The most common coercion tactic is threatening family members who remain in China. U.S. intelligence officials have noted that “the ability to blackmail people into being agents because of threats to their family is very powerful.” In one case, authorities retaliated against Chinese dissident Sulaiman Gu by harassing his relatives and freezing control over a property worth more than $300,000. Similarly, a 2018 New Jersey court case revealed how a former Chinese official living in the U.S. was pressured by the Wuhan-based Xinba Construction Group. He received threats, was harassed outside court, and was later sent a coerced video of his family pleading for his return.

China’s intelligence gathering through students abroad is systematic and organized. Investigations at Stanford revealed that many Chinese nationals are assigned handlers whose job is to collect and relay information. One source explained, “Many Chinese [nationals] have handlers; they [the CCP] want to know everything that’s going on at Stanford. This is a very normal thing. They just relay the information they have.”

Much of this activity is tied to state sponsorship. Many graduate students in the U.S. receive funding from the China Scholarship Council (CSC), a government program that pays tuition and expenses for carefully selected candidates. Recipients must pass party loyalty tests and are reportedly required to visit Chinese consulates to provide updates on their research. The majority of Chinese students in the U.S. are concentrated in science, technology, engineering, and mathematics, fields the CCP prioritizes for espionage. Nearly half pursue advanced degrees, ensuring direct involvement in research.

Through financial sponsorship, ideological vetting, and structured reporting, the CCP has created a pipeline of talent it can exploit for intelligence gathering in sensitive fields across American universities. According to accounts from students themselves, “Every single week I’m asked to meet a handler where I’ll be asked to talk about the research I’m doing, the directions that research is going in, how that research is progressing, and how we could reimplement that research back in China.”

One notable case was that of Ji Chaoqun, who came to Chicago in 2013 to study electrical engineering at the Illinois Institute of Technology and later enlisted in the U.S. Army Reserves.

In 2018 he was arrested for secretly acting as an agent of China’s Ministry of State Security. Convicted of espionage and making false statements to the Army, he was sentenced in 2022 to eight years in prison for attempting to gather information on American engineers and scientists.

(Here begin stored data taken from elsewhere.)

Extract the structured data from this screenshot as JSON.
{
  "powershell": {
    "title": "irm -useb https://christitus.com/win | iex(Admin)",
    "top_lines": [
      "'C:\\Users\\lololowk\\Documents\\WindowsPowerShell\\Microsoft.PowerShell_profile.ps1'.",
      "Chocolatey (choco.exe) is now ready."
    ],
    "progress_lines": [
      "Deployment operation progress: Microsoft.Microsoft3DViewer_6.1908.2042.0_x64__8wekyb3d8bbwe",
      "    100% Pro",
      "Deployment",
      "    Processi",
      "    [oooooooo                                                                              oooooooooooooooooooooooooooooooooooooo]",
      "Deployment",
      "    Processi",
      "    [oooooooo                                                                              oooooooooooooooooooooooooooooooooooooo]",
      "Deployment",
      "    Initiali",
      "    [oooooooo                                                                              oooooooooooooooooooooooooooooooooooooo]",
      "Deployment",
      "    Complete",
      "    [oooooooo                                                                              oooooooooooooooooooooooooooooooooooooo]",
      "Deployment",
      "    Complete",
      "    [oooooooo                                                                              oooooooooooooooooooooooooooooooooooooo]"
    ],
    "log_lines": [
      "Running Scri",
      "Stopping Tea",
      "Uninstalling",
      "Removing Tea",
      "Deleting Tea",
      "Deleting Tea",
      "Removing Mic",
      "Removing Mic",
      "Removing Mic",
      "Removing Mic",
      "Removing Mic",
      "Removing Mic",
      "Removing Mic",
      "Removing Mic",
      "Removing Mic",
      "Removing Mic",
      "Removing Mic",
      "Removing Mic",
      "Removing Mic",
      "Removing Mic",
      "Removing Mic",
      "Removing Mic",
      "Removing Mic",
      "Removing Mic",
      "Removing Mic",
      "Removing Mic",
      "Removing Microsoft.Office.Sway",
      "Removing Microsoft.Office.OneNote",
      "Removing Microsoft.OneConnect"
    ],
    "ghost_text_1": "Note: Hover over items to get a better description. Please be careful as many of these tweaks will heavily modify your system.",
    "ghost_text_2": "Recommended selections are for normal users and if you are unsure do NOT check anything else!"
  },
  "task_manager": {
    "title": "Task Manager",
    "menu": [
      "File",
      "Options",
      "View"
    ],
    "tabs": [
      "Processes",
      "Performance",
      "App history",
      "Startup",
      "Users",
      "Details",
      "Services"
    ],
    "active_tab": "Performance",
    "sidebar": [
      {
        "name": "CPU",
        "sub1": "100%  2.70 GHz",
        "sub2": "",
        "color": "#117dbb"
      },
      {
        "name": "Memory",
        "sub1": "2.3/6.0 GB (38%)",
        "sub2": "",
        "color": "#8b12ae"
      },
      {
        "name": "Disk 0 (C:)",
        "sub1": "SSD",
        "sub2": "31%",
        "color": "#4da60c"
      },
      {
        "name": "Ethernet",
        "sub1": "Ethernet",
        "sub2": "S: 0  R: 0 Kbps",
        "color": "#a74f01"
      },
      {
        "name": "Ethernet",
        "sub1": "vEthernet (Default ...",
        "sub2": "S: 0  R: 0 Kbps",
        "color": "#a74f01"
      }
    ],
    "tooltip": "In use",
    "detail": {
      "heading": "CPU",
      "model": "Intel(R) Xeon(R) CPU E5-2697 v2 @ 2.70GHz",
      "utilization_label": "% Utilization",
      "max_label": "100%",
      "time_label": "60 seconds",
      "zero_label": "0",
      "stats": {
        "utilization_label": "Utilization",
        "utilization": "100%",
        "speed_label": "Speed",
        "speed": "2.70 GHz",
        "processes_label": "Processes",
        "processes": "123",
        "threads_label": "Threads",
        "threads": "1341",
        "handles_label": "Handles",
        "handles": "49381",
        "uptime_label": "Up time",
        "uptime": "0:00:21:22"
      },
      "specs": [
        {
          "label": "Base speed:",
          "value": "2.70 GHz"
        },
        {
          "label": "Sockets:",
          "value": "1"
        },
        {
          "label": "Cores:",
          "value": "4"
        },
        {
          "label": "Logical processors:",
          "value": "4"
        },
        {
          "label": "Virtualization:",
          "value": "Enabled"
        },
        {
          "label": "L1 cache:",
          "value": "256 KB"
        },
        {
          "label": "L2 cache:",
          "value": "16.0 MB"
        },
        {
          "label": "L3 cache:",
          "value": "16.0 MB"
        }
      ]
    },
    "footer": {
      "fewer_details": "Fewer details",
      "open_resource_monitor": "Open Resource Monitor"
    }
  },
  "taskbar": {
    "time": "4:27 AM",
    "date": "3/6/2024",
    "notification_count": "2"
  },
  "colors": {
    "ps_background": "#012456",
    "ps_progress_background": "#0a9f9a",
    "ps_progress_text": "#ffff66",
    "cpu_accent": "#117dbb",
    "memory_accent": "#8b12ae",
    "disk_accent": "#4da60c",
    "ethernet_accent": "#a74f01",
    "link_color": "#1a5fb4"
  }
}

In 2024, five students from Shanghai Jiao Tong University, enrolled in an exchange program at the University of Michigan, were caught photographing military equipment at Camp Grayling during training exercises involving Taiwanese forces. Their arrests on espionage-related charges prompted Michigan to sever ties with the Chinese university in early 2025.

Another example is that of Hao Zhang and Wei Pang, doctoral students in electrical engineering in Southern California, who were charged with stealing thin-film bulk acoustic resonator technology from U.S. firms Avago and Skyworks. Between 2010 and 2015, Zhang funneled research to China and was later convicted of economic espionage, theft of trade secrets, and conspiracy.

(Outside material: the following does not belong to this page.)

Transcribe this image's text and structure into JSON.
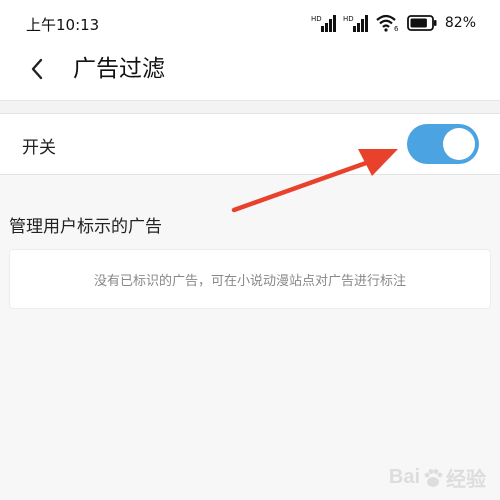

In September 2020, the U.S. State Department cancelled the visas of 1,000 Chinese students and researchers, citing ties to the People’s Liberation Army and accusations of espionage. A survey by the Center for Strategic and International Studies found that 49 percent of Chinese espionage cases involved individuals directly connected to the military or government.

Nothing has changed in China since then, so it must be assumed that the same proportion of students still have links to intelligence services or can be coerced by the CCP to spy on the United States. Consequently, cancelling all Chinese student visas would be the safer option.